Distracted driving statistics to tell your teen
Every parent worries about his or her child hitting the road. There’s good reason to do so. Distracted driving is something more teens than ever have to manage. Though there’s always been the risk of someone not paying attention, accidents happen more frequently now than before. What can you do to help your child? Aside from having quality auto insurance, there are several things you can do.
Teach your child about risks
Distracted driving is any type of activity or action in which a person does not pay enough attention to what is happening on the road. There are two factors to teach your teen driver here.
First, they need to avoid engaging in this type of activity. It protects them to do so. It also protects other drivers on the road. Tickets for distracted driving can raise their car insurance costs, too. It is always better to avoid these risks, rather than give in to temptation.
Secondly, be sure your teen recognizes that other drivers may take these risks, too. In doing so, those drivers are putting your teen at risk. By learning to be a defensive driver, it may be possible to reduce this risk as well. The teen should know that they must look out for themselves.
Statistics can help
It is not always easy to get information across to teens. They sometimes feel invincible. This is very true once they are behind the wheel of a car. Even good students may not recognize the risks fully. A few statistics from the National Highway Traffic Safety Administration may help.
- In 2017, 3,166 people died in the United States as a direct result of distracted driving.
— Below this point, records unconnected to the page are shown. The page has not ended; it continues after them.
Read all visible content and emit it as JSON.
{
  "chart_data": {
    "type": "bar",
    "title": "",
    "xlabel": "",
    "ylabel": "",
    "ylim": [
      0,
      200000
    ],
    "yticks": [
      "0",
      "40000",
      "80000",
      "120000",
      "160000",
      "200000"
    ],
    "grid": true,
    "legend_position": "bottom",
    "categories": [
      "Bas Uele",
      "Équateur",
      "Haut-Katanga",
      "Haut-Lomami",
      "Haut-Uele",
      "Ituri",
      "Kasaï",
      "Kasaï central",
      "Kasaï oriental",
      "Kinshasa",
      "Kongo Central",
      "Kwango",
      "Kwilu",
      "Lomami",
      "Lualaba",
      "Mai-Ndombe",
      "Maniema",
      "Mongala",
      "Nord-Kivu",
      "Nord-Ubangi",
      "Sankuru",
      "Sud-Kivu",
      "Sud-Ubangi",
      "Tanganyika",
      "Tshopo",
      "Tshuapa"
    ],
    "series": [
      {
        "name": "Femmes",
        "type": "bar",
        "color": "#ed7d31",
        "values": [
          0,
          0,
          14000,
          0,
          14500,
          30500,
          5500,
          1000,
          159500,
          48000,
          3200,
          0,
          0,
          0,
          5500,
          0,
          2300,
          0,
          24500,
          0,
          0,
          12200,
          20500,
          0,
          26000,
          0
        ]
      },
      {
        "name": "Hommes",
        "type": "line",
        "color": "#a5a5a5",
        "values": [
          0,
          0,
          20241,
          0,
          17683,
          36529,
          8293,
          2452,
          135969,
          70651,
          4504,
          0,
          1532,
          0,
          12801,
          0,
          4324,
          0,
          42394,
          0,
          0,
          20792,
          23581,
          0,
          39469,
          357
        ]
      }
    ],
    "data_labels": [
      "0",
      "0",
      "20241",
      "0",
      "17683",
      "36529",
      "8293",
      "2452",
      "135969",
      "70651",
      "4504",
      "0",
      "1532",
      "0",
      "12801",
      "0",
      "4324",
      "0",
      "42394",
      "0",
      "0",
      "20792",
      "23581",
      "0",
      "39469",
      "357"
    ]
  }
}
- Among distracted teen drivers between the ages of 15 and 19, 297 people died as a direct result of their actions.
- In 2017, 2.9 percent of drivers are still using handheld cell phones while they are behind the wheel on a routine basis.
Consider these facts. Teach your teen why they are so worrisome.
Discuss, too, why teen drivers are at a higher risk. They are less skilled. They have more distractions, especially when they invite other teens in the car with them. And, cell phones, radios and even distracting conversations can make the process even worse. For this reason, it is important to have a conversation with your child about distractions behind the wheel.
Take into consideration your own habits, too. Set the example for your child. You do not want to have to file an auto insurance claim for distracted driving accidents. It can raise costs significantly.